In a March 31 order [13] , the US Supreme Court declined to hear an appeal from a man who was sentenced to 15 years in prison for an offense of which he was acquitted. In refusing to hear the appeal, the high court let stand the federal judicial practice of punishing defendants convicted of one crime by crafting sentences based also on "acquitted conduct" -- in effect punishing them for crimes in which they were found not guilty.

Under federal sentencing guidelines, Hurn should have faced about three years in prison for the powder cocaine conviction. But federal prosecutors argued he should be punished for both offenses with a 20-year sentence, and US District Court Judge John Shabazz agreed. Saying there was good reason to think Hurn was guilty of the crack charges, he sentenced him to nearly 18 years.
"This was an extraordinary increase," said Elizabeth Perkins, a lawyer in Madison who filed his appeal. "Allowing a sentencing judge to disregard the verdict of the jury is very disappointing," she told the Los Angeles Times [14].
But it's business as usual in the Alice in Wonderland world of the federal courts. Nearly a decade ago, the Supreme Court endorsed sentencing for acquitted conduct in a California case, but only in a short unsigned opinion. Under the court's rule, judges can sentence defendants by "relying on the entire range of conduct" presented by prosecutors, not just the charges that resulted in guilty verdicts. That has given judges the freedom to send people to prison for years for charges of which they were not convicted.

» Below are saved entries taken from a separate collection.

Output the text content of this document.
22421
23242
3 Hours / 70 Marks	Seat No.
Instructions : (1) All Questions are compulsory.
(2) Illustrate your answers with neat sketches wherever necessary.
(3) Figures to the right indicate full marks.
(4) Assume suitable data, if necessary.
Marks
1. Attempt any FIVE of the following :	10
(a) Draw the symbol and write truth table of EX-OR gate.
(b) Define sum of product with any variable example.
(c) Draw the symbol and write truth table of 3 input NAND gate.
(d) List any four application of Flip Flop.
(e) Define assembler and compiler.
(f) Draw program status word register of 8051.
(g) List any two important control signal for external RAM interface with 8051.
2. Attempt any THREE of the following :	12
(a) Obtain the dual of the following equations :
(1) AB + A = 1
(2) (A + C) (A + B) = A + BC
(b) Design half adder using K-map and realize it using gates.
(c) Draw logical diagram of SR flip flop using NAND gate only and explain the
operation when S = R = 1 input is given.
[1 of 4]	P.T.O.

Hurn had appealed to the appeals court in Chicago, which agreed that his sentence was "based almost entirely on acquitted conduct," but upheld it nonetheless, citing the earlier Supreme Court ruling.
Hurn appealed to the Supreme Court last fall, with his lawyers arguing that prosecutors shouldn't be able to "execute an end run" around the jury. They cited a series of Supreme Court rulings in recent years that severely limited judges' ability to sentence defendants based on conduct not proven before a jury, but the Supreme Court didn't want to touch it. Instead, it rejected without comment even hearing the appeal.
"This is very disappointing," Douglas Berman, an Ohio State University law professor who is an expert on sentencing, told the Times. "They have dodged this for now, but eventually the Supreme Court will have to grapple with this again."